En novembre prochain, les pays membres de l’Organisation internationale de la Francophonie devront élire un nouveau secrétaire général.
C’est dans cette optique que la République démocratique du Congo se mobilise déjà derrière sa candidate, en la personne de Juliana Lumumba Amato.
Celle-ci a été reçue en audience par le Président de la République Denis Sassou-N’Guesso, à la résidence du Plateau, dans l’après-midi, ce mardi 31 mars 2026.
Porteuse d’un message du Président Félix Antoine Tshisekedi à son homologue de la République du Congo, Juliana Lulumba Amato à échange avec
» comme le ministre l’a dit, il est tout à fait normal de venir ici, voir le doyen, le Président Denis Sassou-N’Guesso, parce que non seulement nous ne sommes pas seulement de la même famille, nous sommes un même peuple avec la même culture et nous sommes des frères de sang et de cœur.
Nous venons de très loin et moi qui suis la fille de Patrice Emery Lumumba, qui a toujours appelé le États Unis d’Afrique, nous ne pouvons que venir vers le chantre du panafricanisme, qu’est le Président Denis Sassou-N’Guesso, pour demander non seulement sa bénédiction, non seulement son soutien, non seulement ses conseils, mais surtout c’est surtout nous porter vers la francophonie, qui devrait être et qui a été ce qu’elle était », a déclaré Juliana Lumumba Amato.
La candidate de la République démocratique du Congo a expliqué sa vision de la francophonie, « une francophonie plus vivante, une francophonie unie, une francophonie plus inclusive.
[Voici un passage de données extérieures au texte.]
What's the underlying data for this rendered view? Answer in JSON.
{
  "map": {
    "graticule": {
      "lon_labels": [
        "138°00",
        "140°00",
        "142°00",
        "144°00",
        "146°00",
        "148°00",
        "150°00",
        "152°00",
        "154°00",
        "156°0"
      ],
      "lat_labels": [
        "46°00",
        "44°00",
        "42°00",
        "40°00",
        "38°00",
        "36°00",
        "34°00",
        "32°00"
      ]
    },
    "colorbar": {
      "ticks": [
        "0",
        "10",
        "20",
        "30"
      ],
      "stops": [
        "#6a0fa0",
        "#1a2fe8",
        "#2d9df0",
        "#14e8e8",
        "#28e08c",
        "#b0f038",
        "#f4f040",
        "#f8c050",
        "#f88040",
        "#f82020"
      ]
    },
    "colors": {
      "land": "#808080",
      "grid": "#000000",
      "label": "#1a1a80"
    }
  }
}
Une francophonie des peuples, une francophonie qui sorte de la routine internationale, qui est tout à fait normal. Nous voulons une francophonie des peuples nous voulons redynamiser la francophonie ».
Plus profondément, la candidate congolaise souhaite une francophonie empreinte de grandeur, d’ouverture, d’unité, de solidarité.
Pour elle, il est important d’aller vers les autres, de manière à favoriser des rencontres intercultuelles.
» Parce qu’il y a une diversité absolument fantastique dans cette francophonie. Cette diversité doit être faite par des rencontres entre nous. Nous devons institutionnaliser ces rencontres, pour qu’on se connaisse mieux, pour qu’on soit plus solidaires, pour qu’on se voit mieux dans le regard de l’autre, c’est important le choix de de l’autre », a-t-elle expliqué.
Juliana Lumumba Amato à fait part de son projet, celui d’unir la pharmacopée traditionnelle et médecine moderne, « afin de créer des industries pharmaceutiques modernes, qui unissent notre savoir ancestral qui fonctionne, qui nous rassemble ».
Lors de son entretien avec le Président Denis Sassou-N’Guesso, la question de la fracture numérique à été également abordée. Étant donné que 65 % de la francophonie étant africaine, il faudrait voir dans quelle mesure diminuer cette fracture, avec une jeunesse africaine qui aspire au développement des États.
Dans la même perspective, pour la candidate de la RDC au poste de secrétaire général de l’Organisation internationale de la Francophonie, il serait nécessaire d’y associer le combat pour relever le taux d’alphabétisation. Elle a évoqué comme solution, la mobilité intellectuelle, la mobilité des valeurs, la mobilité des créateurs.
Sa philosophie, la francophonie des peuples par les peuples, « C’est là que nous allons retrouver notre dignité africaine et nous allons aller de l’avant, là où la francophonie a toujours été et qui ne devrait jamais descendre de là », a-t-elle ajouté.
Il faut signaler que la candidate de la RDC était en compagnie du ministre Crispin Mbadu Phandzu, monstre délégué près de la ministre des Affaires étrangères et de la diaspora. Il a expliqué qu’il était inévitable d’entamer leur campagne d’adhésion
par la République du Congo, pour solliciter l’appui et les orientations du patriarche et « chef de famille », le Président Denis Sassou-N’Guesso.
A savoir que Juliana Lumumba Amato, fille de l’homme politique Patrice Emery Lumumba, a été ministre de la francophonie sous la présidence de Joseph Kabila.
A noter que la prochaine élection du nouveau Secrétaire général de l’OIF est prévue pour novembre de l’année en cours, au Cambodge, en Asie.
Pour rappel, l’actuelle dirigeante de cette organisme international est la Rwandaise Louise Mushikiwabo.
A titre indicatif, l’Organisation internationale de la Francophonie, basée à Paris, en France, met en œuvre la coopération multilatérale francophone, au service de ses 90 États et gouvernements.
Audrey Fleur Galiba, Presse présidentielle.